Deciding what you should plant in your garden this year can be daunting, there are so many splendid options. The key to choosing your plants is to make a gardening plan that inspires you and to keep to that plan when you march off to the gardening store. Every plant can be alluring when you are hungry to grow. Before you buy, consider the following questions to make the most of your space, time, and dollars.
Here’s What You Should Plant in Your Garden this Year:
What Are Your Favorite Smells and Flavors?
What colors would you like to see when you wake up every morning? What smells would you have fill your kitchen? What flavors do you want to taste in your tea or your omelet for breakfast?
These are the most important questions you can ask yourself when thinking about what food to grow, whether it be on your windowsill or in the patch of grass along the sidewalk. Do thoughts of lettuces named Golden Frills and Ruby Streaks thrill you? Me too! And just because they say gardeners are supposed to grow tomatoes doesn’t mean you should, unless you salivate at thoughts of homemade ketchup, tomato marmalade, and panzanella salad—in large quantities. There is no need to toil away at a garden or even a window box unless it is producing something that you want to eat. So pick your favorites, the same way you would at a restaurant. Your micro plot of land, your fire escape, or your windowsill are going to be your menu.
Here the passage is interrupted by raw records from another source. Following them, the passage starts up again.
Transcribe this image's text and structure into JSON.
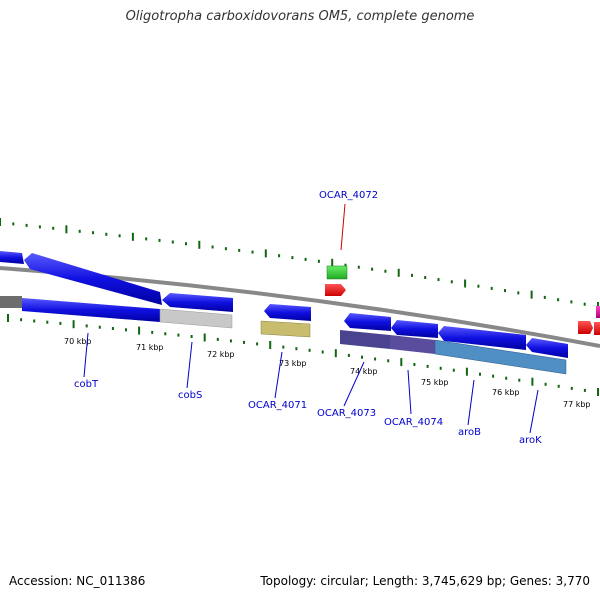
{
  "title": "Oligotropha carboxidovorans OM5, complete genome",
  "footer": {
    "accession": "Accession: NC_011386",
    "summary": "Topology: circular; Length: 3,745,629 bp; Genes: 3,770"
  },
  "scale_labels": [
    "70 kbp",
    "71 kbp",
    "72 kbp",
    "73 kbp",
    "74 kbp",
    "75 kbp",
    "76 kbp",
    "77 kbp"
  ],
  "gene_labels": [
    {
      "name": "cobT",
      "color": "#0000cc"
    },
    {
      "name": "cobS",
      "color": "#0000cc"
    },
    {
      "name": "OCAR_4071",
      "color": "#0000cc"
    },
    {
      "name": "OCAR_4072",
      "color": "#cc0000"
    },
    {
      "name": "OCAR_4073",
      "color": "#0000cc"
    },
    {
      "name": "OCAR_4074",
      "color": "#0000cc"
    },
    {
      "name": "aroB",
      "color": "#0000cc"
    },
    {
      "name": "aroK",
      "color": "#0000cc"
    }
  ],
  "colors": {
    "gene_blue": "#1010e0",
    "gene_red": "#ee1111",
    "gene_green": "#33cc33",
    "gene_magenta": "#cc0099",
    "backbone": "#888888",
    "tick": "#116611"
  }
}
What Do You Spend the Most Money On?
If you are thinking about the economics of growing your own food, ask yourself what you eat in a given week. Are you a lover of tomato sauce? Or is fried okra more your thing? Are you buying a lot of lettuce at the grocery store because you are a chopped salad fiend? Try planting what will save you money.
What’s Missing from Your Grocery Store?
Speaking of your grocery store, what do you wish yours had more of? Does it have candy striped beets, purple potatoes, white eggplant, or other unusual flavors and colors? Or a wonderful assortment of hot peppers for all of your homemade hot sauce needs? If the answer is no, try growing several varieties to diversify the flavors available to you in your cooking.
What Are the Demands of Your Space and Your Life?
Think about your particular environment. How much sun does your chosen gardening spot actually get? Also consider your time. Is the plant high-maintenance? How much will it yield? Find the answers before you decide. If you’re a busy lawyer, do you really want to fuss over a single artichoke and give it valuable space?